An attempt was then made to evaluate the potential effect of HAART on the epidemiologic features of Hodgkin's disease in the Greater Bay Area, using time period as a surrogate for HAART use. A total of 13% of the Hodgkin's disease cases diagnosed in the pre-HAART era (1988-1995) were associated with HIV, while 12% of the Hodgkin's disease cases diagnosed in the post-HAART era (1996-1998) occurred in HIV-infected men. Characteristics of Hodgkin's disease among HIV-infected men in the 2 time periods are shown in Table 4.
|
Pre-HAART (1988-1995) |
Post-HAART (1996-1998) |
Hispanic * |
8% |
27% |
Systemic "B" symptoms |
80% |
74% |
Extranodal disease |
68% |
63% |
Stage III-IV disease* |
86% |
67% |
1-year survival |
73% |
78% |
Nodular sclerosis* |
26% |
46% |
EBV-positive |
89% |
92% |
*statistically significant (P < .05)
Unusual clinical and pathologic characteristics of Hodgkin's disease have previously been described in HIV-infected patients.[19] Thus, systemic "B" symptoms are almost always present, the predominant pathologic subtype is mixed-cellularity disease, and advanced, extranodal disease is expected in the majority. Bone marrow involvement has been documented in 40% to 60% of patients at initial diagnosis, and patients often undergo the initial diagnostic bone marrow examination for the evaluation of fever, night sweats, or weight loss in the setting of HIV infection and pancytopenia.[19,20]
Although standard multiagent chemotherapy may be curative in most HIV-negative patients with stage III or IV Hodgkin's disease, the median survival for HIV-infected patients has been in the range of 1-2 years.[19,20]

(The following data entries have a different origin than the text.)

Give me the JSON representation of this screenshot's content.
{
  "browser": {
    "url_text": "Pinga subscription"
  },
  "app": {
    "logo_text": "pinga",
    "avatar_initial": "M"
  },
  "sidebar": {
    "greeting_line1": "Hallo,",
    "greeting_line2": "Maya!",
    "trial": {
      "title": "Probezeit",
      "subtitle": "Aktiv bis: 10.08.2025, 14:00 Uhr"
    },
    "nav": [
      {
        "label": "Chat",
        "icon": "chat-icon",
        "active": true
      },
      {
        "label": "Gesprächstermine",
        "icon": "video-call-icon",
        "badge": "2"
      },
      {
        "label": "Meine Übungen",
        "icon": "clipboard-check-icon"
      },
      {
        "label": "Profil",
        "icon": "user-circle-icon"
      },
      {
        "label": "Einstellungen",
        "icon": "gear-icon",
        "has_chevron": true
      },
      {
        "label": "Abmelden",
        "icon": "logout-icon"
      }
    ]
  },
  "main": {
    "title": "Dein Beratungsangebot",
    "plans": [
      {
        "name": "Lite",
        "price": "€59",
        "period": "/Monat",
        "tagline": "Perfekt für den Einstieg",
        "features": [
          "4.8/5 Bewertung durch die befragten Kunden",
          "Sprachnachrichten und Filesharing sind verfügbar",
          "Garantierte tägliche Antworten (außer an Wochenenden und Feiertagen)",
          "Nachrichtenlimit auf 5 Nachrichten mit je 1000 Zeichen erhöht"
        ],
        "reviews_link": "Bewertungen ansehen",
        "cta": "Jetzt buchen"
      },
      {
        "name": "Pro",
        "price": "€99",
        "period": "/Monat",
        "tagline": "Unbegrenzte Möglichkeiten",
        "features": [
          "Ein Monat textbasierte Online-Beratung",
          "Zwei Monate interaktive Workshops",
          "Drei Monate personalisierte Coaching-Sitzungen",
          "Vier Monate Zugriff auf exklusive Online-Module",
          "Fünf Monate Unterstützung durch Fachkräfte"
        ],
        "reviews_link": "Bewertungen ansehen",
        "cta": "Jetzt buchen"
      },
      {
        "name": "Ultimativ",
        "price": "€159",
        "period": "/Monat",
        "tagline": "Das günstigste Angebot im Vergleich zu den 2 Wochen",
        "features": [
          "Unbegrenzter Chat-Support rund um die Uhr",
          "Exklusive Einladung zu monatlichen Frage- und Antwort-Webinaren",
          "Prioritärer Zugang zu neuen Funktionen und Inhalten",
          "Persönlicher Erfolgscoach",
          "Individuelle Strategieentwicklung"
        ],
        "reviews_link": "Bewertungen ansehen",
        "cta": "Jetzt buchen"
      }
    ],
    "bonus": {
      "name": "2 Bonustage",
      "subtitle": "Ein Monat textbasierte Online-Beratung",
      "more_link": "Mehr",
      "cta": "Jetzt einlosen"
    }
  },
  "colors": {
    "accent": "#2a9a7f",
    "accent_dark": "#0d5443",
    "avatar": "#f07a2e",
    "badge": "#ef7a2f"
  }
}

A recent prospective multi-institutional trial evaluated the use of a standard dose ABVD regimen (doxorubicin, bleomycin, vinblastine, dacarbazine) with hematopoietic growth factor support in a group of 21 HIV-infected patients.[20] Antiretroviral therapy was not used. Neutropenia to levels < 500 cells/mm3 developed in almost 50%, and median survival for the group was only 18 months. It is possible that results would have improved with concomitant use of HAART, as was demonstrated with the Stanford V regimen (doxorubicin, vinblastine, mechlorethamine, vincristine, bleomycin, etoposide, prednisone),[21] which has been evaluated in 50 HIV-infected patients from Italy.[22] In this study, complete remission was attained in 78%, and 68% of these (ie, 53% of all patients treated) were estimated to remain disease-free at 2 years. Grade 3 or 4 neutropenia occurred in 82%, despite use of G-CSF.
Spina and colleagues[23] have recently determined the prognostic factors associated with worse outcome in HIV-infected patients with Hodgkin's disease treated with the Stanford V regimen. Using the International Prognostic Score (IPS) developed for patients with Hodgkin's disease,[24] these investigators found that patients with IPS scores > 2 fared significantly worse than those with scores of ≤ 2. Thus, the complete response rate was 100% among 26 patients with low IPS scores, compared with 67% (22 of 33) in those with IPS scores > 2. In multivariate analysis, an IPS score > 2 was the only factor associated with significantly shorter survival among these patients. The overall survival of patients with IPS of ≤ 2 was 76% at 3 years, vs 33% in those with IPS scores > 2. While not statistically significant, the disease-free survival at 3 years was 83% in the low-risk vs 53% in the high-risk group. These data demonstrate that a high IPS score (> 2) is a highly significant predictor of poor prognosis in patients with HIV-related Hodgkin's disease who are treated with the Stanford V regimen.